Apart from learning theories, theories of assessments also make important contributions to online learning and teaching. Authentic and portfolio assessment, which represent new directions in assessment, have become appropriate constructivist approaches to assessment, and have been effectively incorporated into real world, classroom, or virtual contexts (Reeves & Okey, 1996; Birenbaum, 2003; Gardner et al., 2002; Wagner, 2001), with an emphasis on co-operation between instruction and assessment. The former, authentic assessment, can show students' learning processes and the assessor can monitor their growth. The latter, portfolio assessment, involves learners submitting a portfolio for assessment purposes. A portfolio is a systematic, multidimensional and organized collection of evidence to monitor students' knowledge, skills and attitudes (Vavrus, 1990; Chang, 2001a, 2001b, 2003), a storage mechanism for student's work (Herman et al., 1992), a collection of a learner's work assembled over time (Feuer & Fulton, 1993), and focuses on process as well as product (Reeves & Okey, 1996). According to Chang (2001a, 2001b), portfolio assessment helps teachers to understand the learning that is taking place and the changes in learners, stimulates involvement and self-assessment in learners through the interaction with the teacher which involves discussion of the portfolio, and provides true and rich information for reflecting and assessing the performance and achievement of learners. In a nutshell, portfolio assessment is considered an effective means of measuring the changes in students' cognition and learning process, involvement and interaction, and assessing higher-order cognition abilities and affective attributes.

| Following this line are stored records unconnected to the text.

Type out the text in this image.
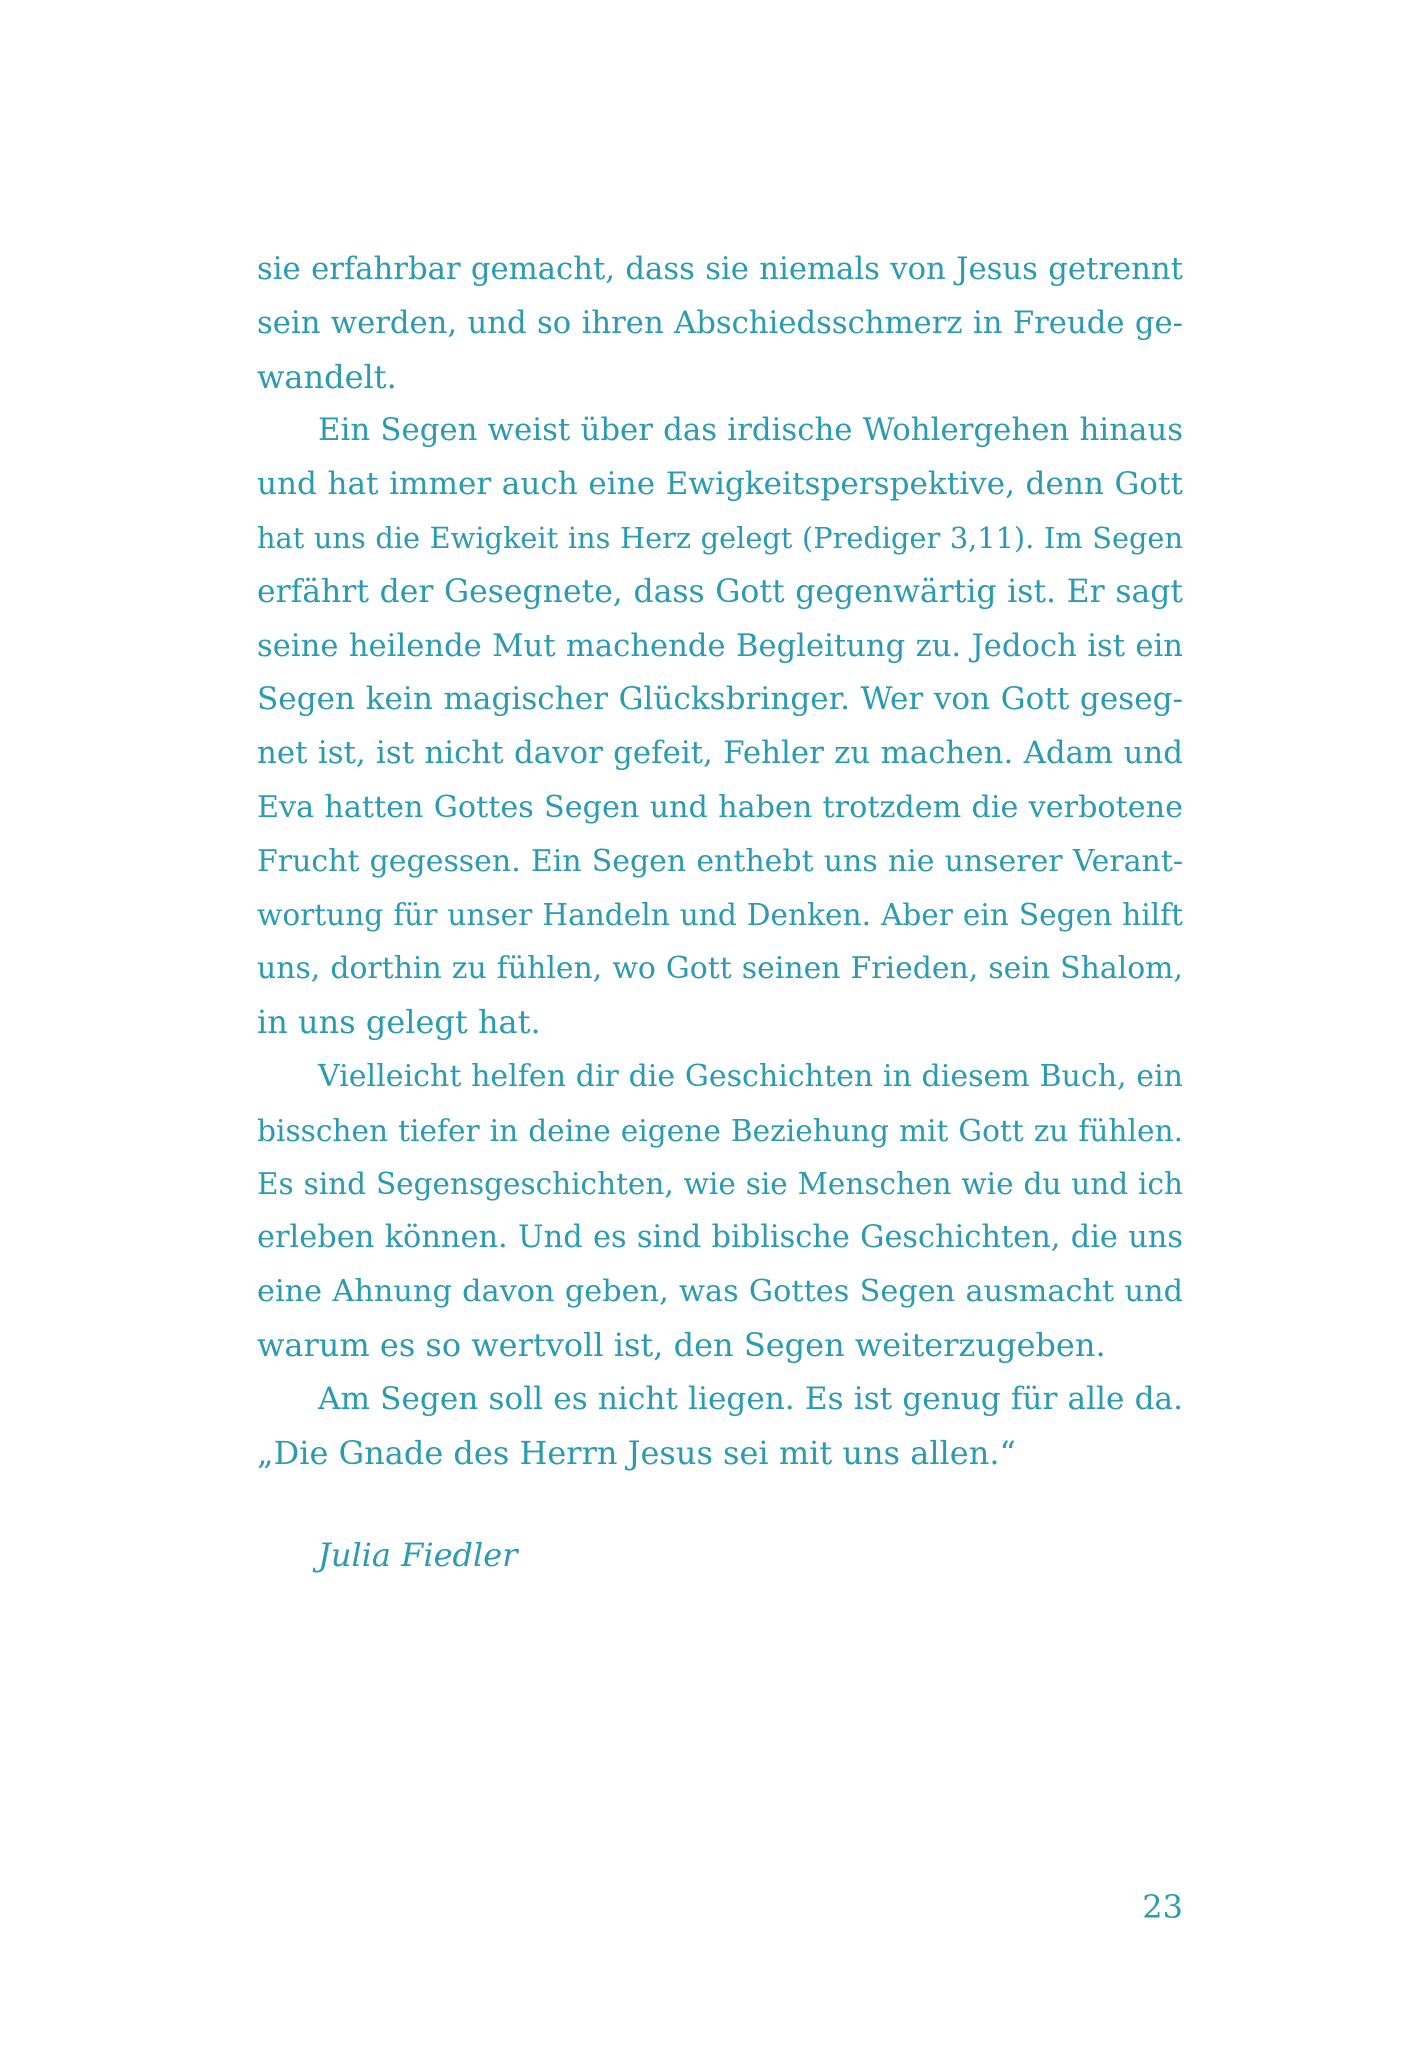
sie erfahrbar gemacht, dass sie niemals von Jesus getrennt
sein werden, und so ihren Abschiedsschmerz in Freude ge-
wandelt.
Ein Segen weist über das irdische Wohlergehen hinaus
und hat immer auch eine Ewigkeitsperspektive, denn Gott
hat uns die Ewigkeit ins Herz gelegt (Prediger 3,11). Im Segen
erfährt der Gesegnete, dass Gott gegenwärtig ist. Er sagt
seine heilende Mut machende Begleitung zu. Jedoch ist ein
Segen kein magischer Glücksbringer. Wer von Gott geseg-
net ist, ist nicht davor gefeit, Fehler zu machen. Adam und
Eva hatten Gottes Segen und haben trotzdem die verbotene
Frucht gegessen. Ein Segen enthebt uns nie unserer Verant-
wortung für unser Handeln und Denken. Aber ein Segen hilft
uns, dorthin zu fühlen, wo Gott seinen Frieden, sein Shalom,
in uns gelegt hat.
Vielleicht helfen dir die Geschichten in diesem Buch, ein
bisschen tiefer in deine eigene Beziehung mit Gott zu fühlen.
Es sind Segensgeschichten, wie sie Menschen wie du und ich
erleben können. Und es sind biblische Geschichten, die uns
eine Ahnung davon geben, was Gottes Segen ausmacht und
warum es so wertvoll ist, den Segen weiterzugeben.
Am Segen soll es nicht liegen. Es ist genug für alle da.
„Die Gnade des Herrn Jesus sei mit uns allen.“
Julia Fiedler
23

The benefits of OCLA have been discussed by many teachers and educators (Curtis & Lawson, 2001; Roberts, 2004) and include changing the way students learn and how well they learn, changing the learning experience for students, making it student-driven and student centered, it provides a new focus on the effectiveness of education, so that education becomes less impersonal. With OCLA there is also increased support for mentoring and guidance. With the building of a sense of community within the class, there is a feeling of inclusivity in the educational experience, building community within the class. IT becomes essential infrastructure costs are reduced, and so on. These values and benefits of OCLA were the motivating factors for the design and implementation of the learning and teaching of the subjects described in this study.